Sa victoire, si elle est incontestable (317 sièges sur 550), laissera toutefois un arrière-goût amer aux démocrates. En cinq mois, Erdogan a réussi à redresser la barre, mais à quel prix : espace public confisqué, presse muselée, menaces brandies. Le chef de l’Etat avait prévenu que ce serait le chaos s’il n’avait pas les coudées franches. Et le chaos est arrivé : attentats, reprise des hostilités entre le PKK (Parti des travailleurs du Kurdistan) et les forces de l’ordre turques sur fond de guerre en Syrie, impossibilité de trouver une coalition gouvernementale… Entre les élections de juin et le dernier scrutin, près de 2 000 personnes auront perdu la vie. La Turquie a même connu le pire attentat de son histoire le 10 octobre dernier, quand deux kamikazes se sont fait exploser à Ankara, causant la mort de 102 militants de gauche et de la cause kurde.

Les opposants ont aussitôt accusé le pouvoir de jouer en sous-main avec Daech, ennemi à la fois du PKK kurde et du régime syrien dirigé par Bachar al-Assad, ses deux  » bêtes noires « . Erdogan pensait qu’il suffisait d’appeler au renversement du leader syrien pour que son souhait se réalise. Mauvais calcul : Bachar reste le maître à Damas, les Kurdes ont mis le grappin sur des territoires tout au long des 900 km de la frontière turque, tandis qu’Ankara est désormais aux prises avec 2,3 millions de réfugiés. En misant délibérément sur les factions les plus extrémistes de la rébellion syrienne, Erdogan a engagé sa propre responsabilité dans le bilan effroyable du conflit mais aussi dans les flots de réfugiés qui ont débarqué en Turquie, et de là en Europe. Il aura fallu attendre le second semestre 2015 pour que le chef de l’Etat, qui s’est entre-temps brouillé avec Moscou, découvre la menace que fait peser la nébuleuse djihadiste sur la sécurité intérieure, et se décide à fermer l' » autoroute du jihad  » qu’ont empruntée de nombreux terroristes entre l’Europe et la Syrie.

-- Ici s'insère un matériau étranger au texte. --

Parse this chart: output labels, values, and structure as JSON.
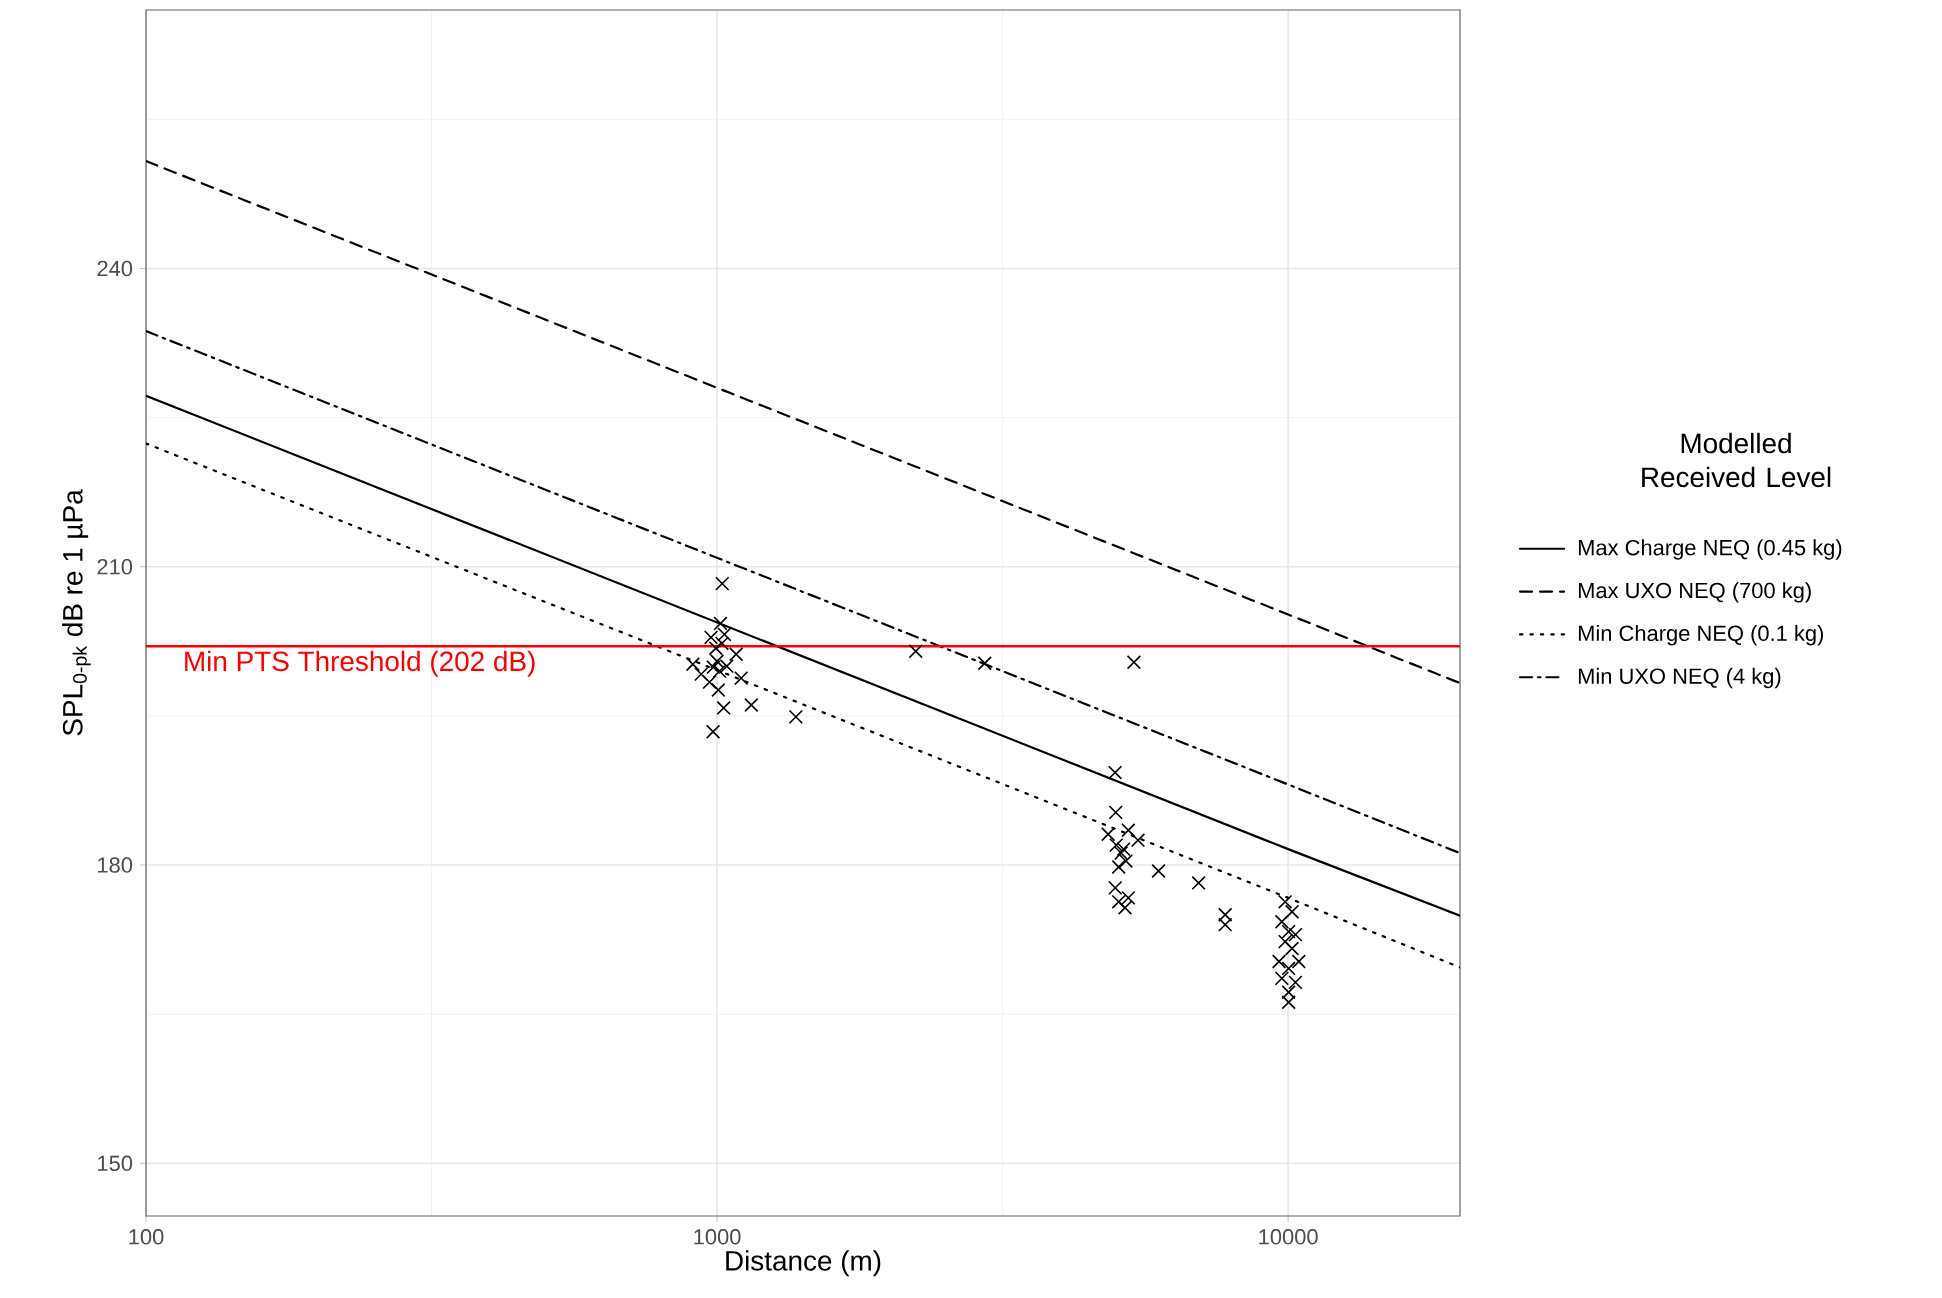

L’Europe, elle, n’a cessé d’amadouer Erdogan pour qu’elle garde les réfugiés sur son territoire et a longtemps fermé les yeux sur ses liens avec Daech. La publication d’un document très critique de la Commission européenne a même été retardée jusqu’au lendemain des élections. Dans ce rapport, en fait l’évaluation annuelle du processus d’adhésion de la Turquie à l’UE, on y fustige  » l’adoption de lois contraires aux normes européennes regardant l’Etat de droit, la liberté d’expression et la liberté de réunion  » mais aussi  » le rétrécissement du principe de séparation des pouvoirs  » et  » le pouvoir discrétionnaire accru  » des services de sécurité. Début octobre, donc, Recep Erdogan était reçu avec tous les honneurs à Bruxelles. Et même décoré.